Les patients atteints d’infections initiales présentent souvent des symptômes de fièvre de la dengue, tandis que ceux atteints d’infections secondaires avec un sérotype différent peuvent présenter une fièvre hémorragique de la dengue. La période d’incubation de la dengue est de 2 à 15 jours. La présentation classique de la dengue, ou « fièvre des os », est un syndrome associé à de la fièvre, des céphalées frontales, des douleurs rétro-orbitaires, des myalgies sévères et des arthralgies sévères. Le syndrome peut s’accompagner d’une injection conjonctivale, d’une irritation pharyngée, de nausées, de vomissements et d’une fine éruption maculopapuleuse qui s’étend de manière centrifuge. Au début, la fièvre augmente rapidement pendant 2 à 7 jours et peut ensuite tomber, pour réapparaître 24 heures plus tard (d’où le nom de » fièvre en selle « ).

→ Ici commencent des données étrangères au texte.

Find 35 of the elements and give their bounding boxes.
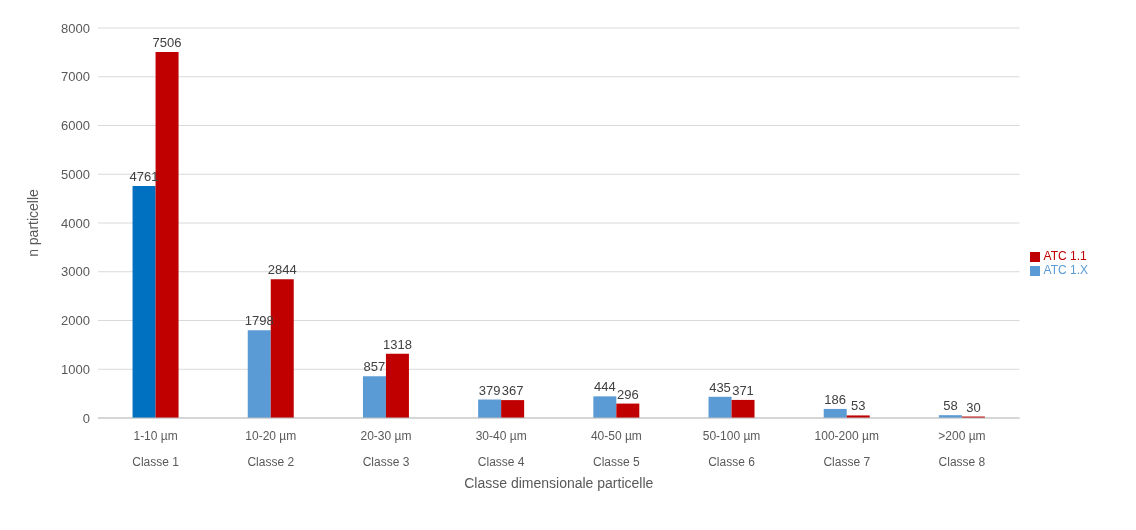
x-tick-label: 40-50 µm Classe 5: [590, 429, 642, 469]
x-tick-label: 100-200 µm Classe 7: [814, 429, 879, 469]
y-tick-label: 1000: [61, 361, 90, 377]
y-tick-label: 5000: [61, 166, 90, 182]
y-tick-label: 4000: [61, 215, 90, 231]
data-label: 857: [363, 359, 386, 375]
y-axis-title: n particelle: [24, 188, 41, 257]
legend-label: ATC 1.1: [1043, 249, 1087, 263]
data-label: 53: [850, 398, 866, 414]
x-tick-label: 50-100 µm Classe 6: [702, 429, 761, 469]
y-tick-label: 7000: [61, 69, 90, 85]
x-tick-label: 1-10 µm Classe 1: [132, 429, 180, 469]
y-tick-label: 6000: [61, 118, 90, 134]
y-tick-label: 3000: [61, 264, 90, 280]
y-tick-label: 2000: [61, 313, 90, 329]
data-label: 371: [732, 382, 754, 398]
data-label: 58: [943, 398, 958, 414]
x-tick-label: 30-40 µm Classe 4: [475, 429, 527, 469]
data-label: 296: [616, 386, 639, 402]
y-tick-label: 8000: [61, 20, 90, 36]
data-label: 186: [824, 391, 847, 407]
data-label: 435: [709, 379, 731, 395]
data-label: 367: [501, 383, 524, 399]
data-label: 2844: [267, 262, 297, 278]
data-label: 7506: [152, 35, 182, 51]
y-tick-label: 0: [82, 410, 90, 426]
x-tick-label: 20-30 µm Classe 3: [360, 429, 412, 469]
data-label: 30: [966, 399, 981, 415]
x-axis-title: Classe dimensionale particelle: [464, 475, 654, 491]
data-label: 1318: [382, 336, 412, 352]
legend-label: ATC 1.X: [1043, 263, 1088, 277]
data-label: 444: [593, 379, 616, 395]
x-tick-label: >200 µm Classe 8: [938, 429, 986, 469]
x-tick-label: 10-20 µm Classe 2: [245, 429, 297, 469]
data-label: 379: [478, 382, 501, 398]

Des élévations du taux de transaminases hépatiques ont été signalées dans plus de 80 % des cas, avec quelques rapports d’insuffisance hépatique fulminante. Une transcytopénie peut être observée 4 à 5 jours après le début de l’infection, bien que cette observation ne soit pas universelle. Bien que la dengue soit généralement une infection autolimitée, elle peut s’accompagner de complications hémorragiques. Les saignements graves, en particulier les pertes gastro-intestinales, peuvent être une complication fatale de la dengue.9-11
La fièvre hémorragique de la dengue se différencie de la dengue sur la base d’une fuite capillaire accrue de plasma avec hémoconcentration associée (augmentation de l’hématocrite supérieure à 20%) et thrombocytopénie. Les épanchements pleuraux et l’ascite sont des complications possibles de la fuite microvasculaire. L’extravasation soudaine de plasma, généralement concomitante à la défervescence, est responsable de la compromission circulatoire associée au syndrome de choc de la dengue. La cascade pathologique exacte à l’origine de la fuite microvasculaire dans la fièvre hémorragique de la dengue n’est pas claire mais semble être liée à des titres viraux élevés provoquant l’activation du complément et la libération de cytokines, qui provoquent à leur tour un dysfonctionnement endothélial et la fuite de plasma qui en résulte.12 Les taux de mortalité peuvent atteindre 50 %. Le diagnostic se fait par sérologie. Le test du garrot peut être utilisé, mais il n’est pas spécifique de la maladie.